Вскоре после того, как Рози вышла из автобуса, она прошла мимо грязного и явно бандитского бара под названием «Пропусти рюмочку». Жалюзи на окнах были опущены, пивные рекламные вывески не горели, дверь закрывала решетка. Когда минут двадцать спустя она вышла к тому же бару (и только тогда поняла, что ходит кругами: все дома казались ей одинаковыми), жалюзи по-прежнему были опущены, но рекламные вывески закрылись и решетку на двери убрали. В дверном проеме, прислонившись спиной к косяку, стоял мужчина в рабочем комбинезоне и с кружкой пива в руке. Рози глянула на часы. Половина седьмого утра.

Она опустила голову, так чтобы даже случайно не встретиться взглядом с мужчиной, еще крепче вцепилась в ремешок сумочки и прибавила шагу. Наверняка этот мужчина у бара знает, где Дарем-авеню, но ей совсем не хотелось его расспрашивать. Он был слишком похож на человека, который любит поговорить с людьми – и особенно с женщинами – очень серьезно.
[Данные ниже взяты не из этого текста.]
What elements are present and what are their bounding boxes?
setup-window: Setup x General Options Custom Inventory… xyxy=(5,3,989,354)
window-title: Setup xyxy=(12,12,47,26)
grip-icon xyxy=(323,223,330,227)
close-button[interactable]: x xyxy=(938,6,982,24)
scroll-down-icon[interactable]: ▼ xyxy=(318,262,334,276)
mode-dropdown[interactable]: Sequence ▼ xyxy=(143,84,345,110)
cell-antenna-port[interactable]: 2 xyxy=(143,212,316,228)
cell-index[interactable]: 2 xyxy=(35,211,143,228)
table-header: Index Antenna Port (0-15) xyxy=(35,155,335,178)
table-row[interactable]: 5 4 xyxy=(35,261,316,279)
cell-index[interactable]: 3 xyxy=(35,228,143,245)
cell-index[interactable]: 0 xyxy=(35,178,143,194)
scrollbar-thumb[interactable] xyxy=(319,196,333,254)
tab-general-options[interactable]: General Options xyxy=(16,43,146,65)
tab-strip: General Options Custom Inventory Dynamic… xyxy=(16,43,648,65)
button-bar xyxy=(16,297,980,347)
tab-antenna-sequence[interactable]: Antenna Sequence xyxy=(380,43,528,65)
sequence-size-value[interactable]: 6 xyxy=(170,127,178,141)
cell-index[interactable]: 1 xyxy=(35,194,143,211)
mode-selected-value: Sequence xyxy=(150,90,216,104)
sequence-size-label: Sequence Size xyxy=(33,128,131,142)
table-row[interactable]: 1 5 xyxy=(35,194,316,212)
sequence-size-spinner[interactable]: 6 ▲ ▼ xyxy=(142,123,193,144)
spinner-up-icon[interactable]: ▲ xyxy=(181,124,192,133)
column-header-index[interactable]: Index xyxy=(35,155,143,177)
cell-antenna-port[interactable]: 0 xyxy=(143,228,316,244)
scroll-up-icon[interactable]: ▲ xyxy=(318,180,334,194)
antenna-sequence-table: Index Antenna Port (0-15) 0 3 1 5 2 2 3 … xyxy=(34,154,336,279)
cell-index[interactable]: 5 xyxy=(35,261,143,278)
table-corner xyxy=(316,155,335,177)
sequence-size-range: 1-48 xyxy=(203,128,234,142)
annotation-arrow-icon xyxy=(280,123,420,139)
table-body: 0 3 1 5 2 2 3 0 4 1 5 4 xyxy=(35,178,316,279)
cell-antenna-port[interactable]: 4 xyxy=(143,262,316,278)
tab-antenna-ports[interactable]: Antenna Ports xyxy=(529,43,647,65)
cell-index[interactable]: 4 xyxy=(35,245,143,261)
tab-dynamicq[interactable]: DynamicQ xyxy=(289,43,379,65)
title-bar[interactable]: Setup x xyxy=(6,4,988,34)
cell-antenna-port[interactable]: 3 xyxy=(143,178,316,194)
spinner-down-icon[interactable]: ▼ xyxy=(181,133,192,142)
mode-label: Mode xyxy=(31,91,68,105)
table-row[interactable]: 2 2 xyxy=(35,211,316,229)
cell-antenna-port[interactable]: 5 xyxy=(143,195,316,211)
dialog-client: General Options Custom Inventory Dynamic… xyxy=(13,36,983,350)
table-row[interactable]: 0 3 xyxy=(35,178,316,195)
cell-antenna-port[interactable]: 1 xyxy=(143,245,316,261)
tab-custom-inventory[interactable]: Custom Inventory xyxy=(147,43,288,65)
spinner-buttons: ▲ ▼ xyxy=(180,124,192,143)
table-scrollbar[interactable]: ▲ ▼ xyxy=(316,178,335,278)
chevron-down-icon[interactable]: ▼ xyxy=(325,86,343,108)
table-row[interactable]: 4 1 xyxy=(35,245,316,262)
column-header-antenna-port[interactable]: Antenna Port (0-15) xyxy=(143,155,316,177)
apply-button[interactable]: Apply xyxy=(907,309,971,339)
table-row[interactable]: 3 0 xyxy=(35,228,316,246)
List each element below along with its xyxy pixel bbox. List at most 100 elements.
– Эй, крошка, – окликнул он Рози, когда она проходила мимо «Пропусти рюмочку». Его голос звучал безо всякого выражения, как голос говорящего автомата. И хотя Рози совсем не хотелось смотреть на этого человека, она все-таки оглянулась через плечо и бросила в его сторону быстрый испуганный взгляд. У него были жидкие волосы, очень бледное лицо в россыпи родинок или шрамов, похожих на не до конца зажившие ожоги, и рыжие длинные свисающие усы, как у Дэвида Кросби[3], на которых белели капельки пивной пены. – Эй, крошка, не хочешь зайти пропустить стаканчик ты ничего себе так симпатявая даже очень шикарные сиськи ну чего скажешь не хочешь чуток поразвлечься я бы тебе впялил сзади давай заходи позабавимся ну чего скажешь?
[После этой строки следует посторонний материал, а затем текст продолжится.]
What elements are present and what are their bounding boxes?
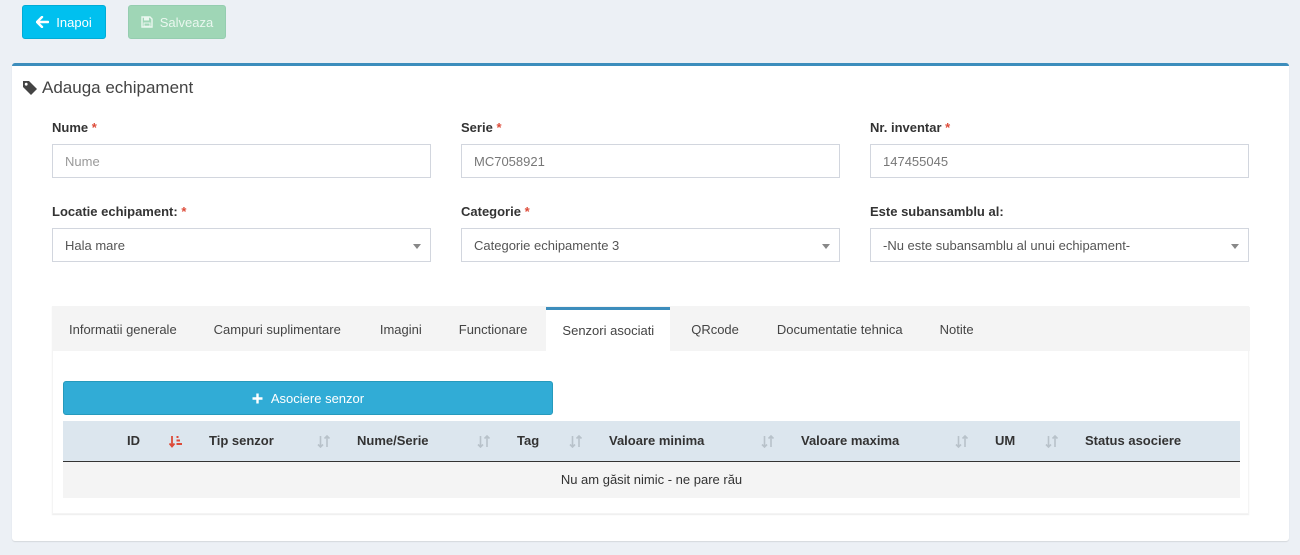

Она отвернулась и пошла дальше, заставляя себя идти спокойно, не убыстряя шагов. Она низко склонила голову, как женщина-мусульманка, которая вышла на рынок одна, и заставила себя сделать вид, что она его не замечает. А то бы он запросто мог увязаться следом за ней.

– Эй крошка постой как насчет встать на карачки что скажешь? Мы бы по-быстрому перепихнулись я бы тебе впялил сзади давай заходи мы по-быстрому.

Она завернула за угол и с облегчением вздохнула. Вздох, как живой, вырвался из груди судорожным рывком. Сердце испуганно колотилось в груди. До этой секунды она даже и не вспоминала о своем родном городе и о знакомом квартале, но теперь ее страх перед мужчиной в дверях грязного бара и ощущение полной потерянности и дезориентации – ну почему эти дома такие одинаковые, почему? – пробудили в ней если и не тоску по дому, то, во всяком случае, что-то очень похожее. Никогда в жизни она не чувствовала себя такой одинокой. И она уже не сомневалась, что дальше будет еще хуже. Ей вдруг пришло в голову, что вполне может так получиться, что она никогда не вырвется из этого кошмара – что все, что происходит с ней сейчас, это просто генеральная репетиция той жизни, которая ждет ее впереди. И что теперь так будет всегда. Под конец у нее зародилось совсем уже нехорошее подозрение, что в этом городе и нет никакой Дарем-авеню; что мистер Словик из «Помощи в дороге» на самом деле не такой добрый и славный, каким он ей показался, – может быть, он вообще психопат-извращенец с садистским уклоном, который развлекается тем, что отправляет таких вот растерянных и несчастных людей бродить по незнакомому городу, чтобы «жизнь медом не казалась».

В четверть девятого по ее часам – солнце давно уже встало, и день обещал быть не по сезону жарким – Рози прошла мимо одного дома, у подъездной дорожки к которому толстая женщина в старом домашнем халате неторопливо складировала на тележку пустые мусорные баки. Все ее движения были исполнены величавого достоинства, как будто она исполняла какой-то священный ритуал.